Never store user passwords

This should go without saying. You should never, ever, ever under any circumstances store a user’s password in your database. Never. Instead, store a “salted and hashed” version of the password and compare that value each time. If a user forgets their password, let them create a new one. Nothing screams “My website is begging to be hacked” like emailing a user his password when he forgets it.

Don’t require complex passwords

This one is counterintuitive for many, but it is far more secure and user-friendly. If you are going to let your users create their own account with a password on your site, do not set onerous password requirements for letters, numbers, case, special characters, etc. Instead, merely set a minimum length for the password of at least 12 characters. 

Forcing users to use hard-to-remember passwords means they will be more likely to write them down or use a simple password that meets the requirements. Again, it may seem counterintuitive, but XKCD has it right. In addition, the longer the password, the harder it is to crack. 

Let your users create long, easy-to-remember passwords rather than force them to use shorter, difficult-to-remember passwords.

Don’t use one-time passwords longer than six digits

Six digits is the outer limit for OTP links, and you should consider shorter ones. Under no circumstances should you require OTPs longer than six digits because they are vastly harder for users to keep in short-term memory. 

Don’t use special questions

Do not, under any circumstances, use this so-called security feature. I cannot tell you how many times I’ve typed in my favorite movie or the name of my first pet, only to be told “Nope, what the hell do you know? Casablanca is not your favorite movie, and your first pet was not named Lucky,” when I know full well that those answers are exactly right. Worse, this information is very easily “phished” on social media or via other means. Just don’t use this “feature.”

Don’t limit sign-in attempts

Do not lock a user’s account after some pathetically small number of sign-in attempts. This only irritates your users. Maybe I have fat fingers today. Maybe my password is easy to remember but hard to type. And while we’re at it, never, ever “freeze” a user’s account. What a hassle for them — and for you — when it becomes a customer service ticket.  

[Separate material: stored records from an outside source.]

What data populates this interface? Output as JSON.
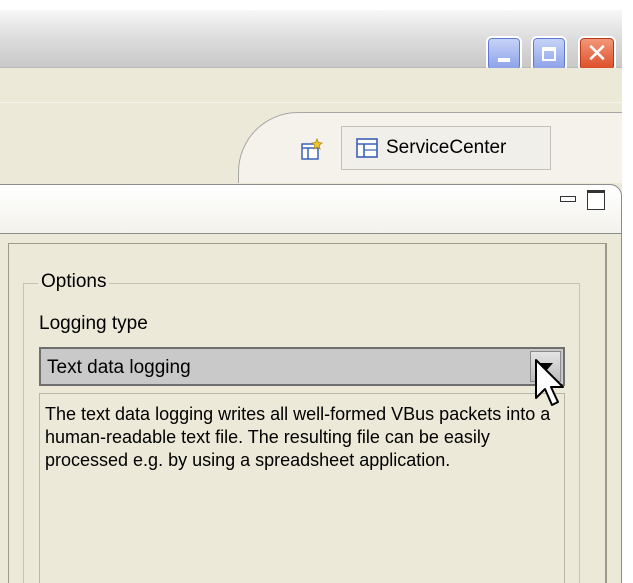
{
  "window": {
    "controls": {
      "minimize_icon": "minimize-icon",
      "maximize_icon": "maximize-icon",
      "close_icon": "close-icon",
      "close_glyph": "✕"
    }
  },
  "toolbar": {
    "open_perspective_icon": "open-perspective-icon",
    "perspective": {
      "label": "ServiceCenter",
      "icon": "perspective-table-icon"
    }
  },
  "view": {
    "minimize_icon": "view-minimize-icon",
    "maximize_icon": "view-maximize-icon"
  },
  "options": {
    "group_title": "Options",
    "logging_type_label": "Logging type",
    "logging_type_value": "Text data logging",
    "description": "The text data logging writes all well-formed VBus packets into a human-readable text file. The resulting file can be easily processed e.g. by using a spreadsheet application."
  },
  "colors": {
    "background": "#ece9d8",
    "close_button": "#dd4a24",
    "window_button": "#8aa0e8",
    "combo_selected": "#c9c9c9"
  }
}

Don’t force users to change their passwords

Forcing users to change their passwords after some arbitrary period does exactly zero to enhance security. It merely causes users to add an increasing number at the end of their normal password.  

Authentication is critical and far too important to get wrong. Given the solutions available to you, there’s no excuse for clunky, unfriendly logins or insecure systems. So, don’t over-complicate it. Avoid requiring passwords altogether by using passkeys and OAuth, and ditch the outdated practices that frustrate users and compromise security. Today, a secure, easy-to-implement, and user-friendly authentication solution is not hard to find.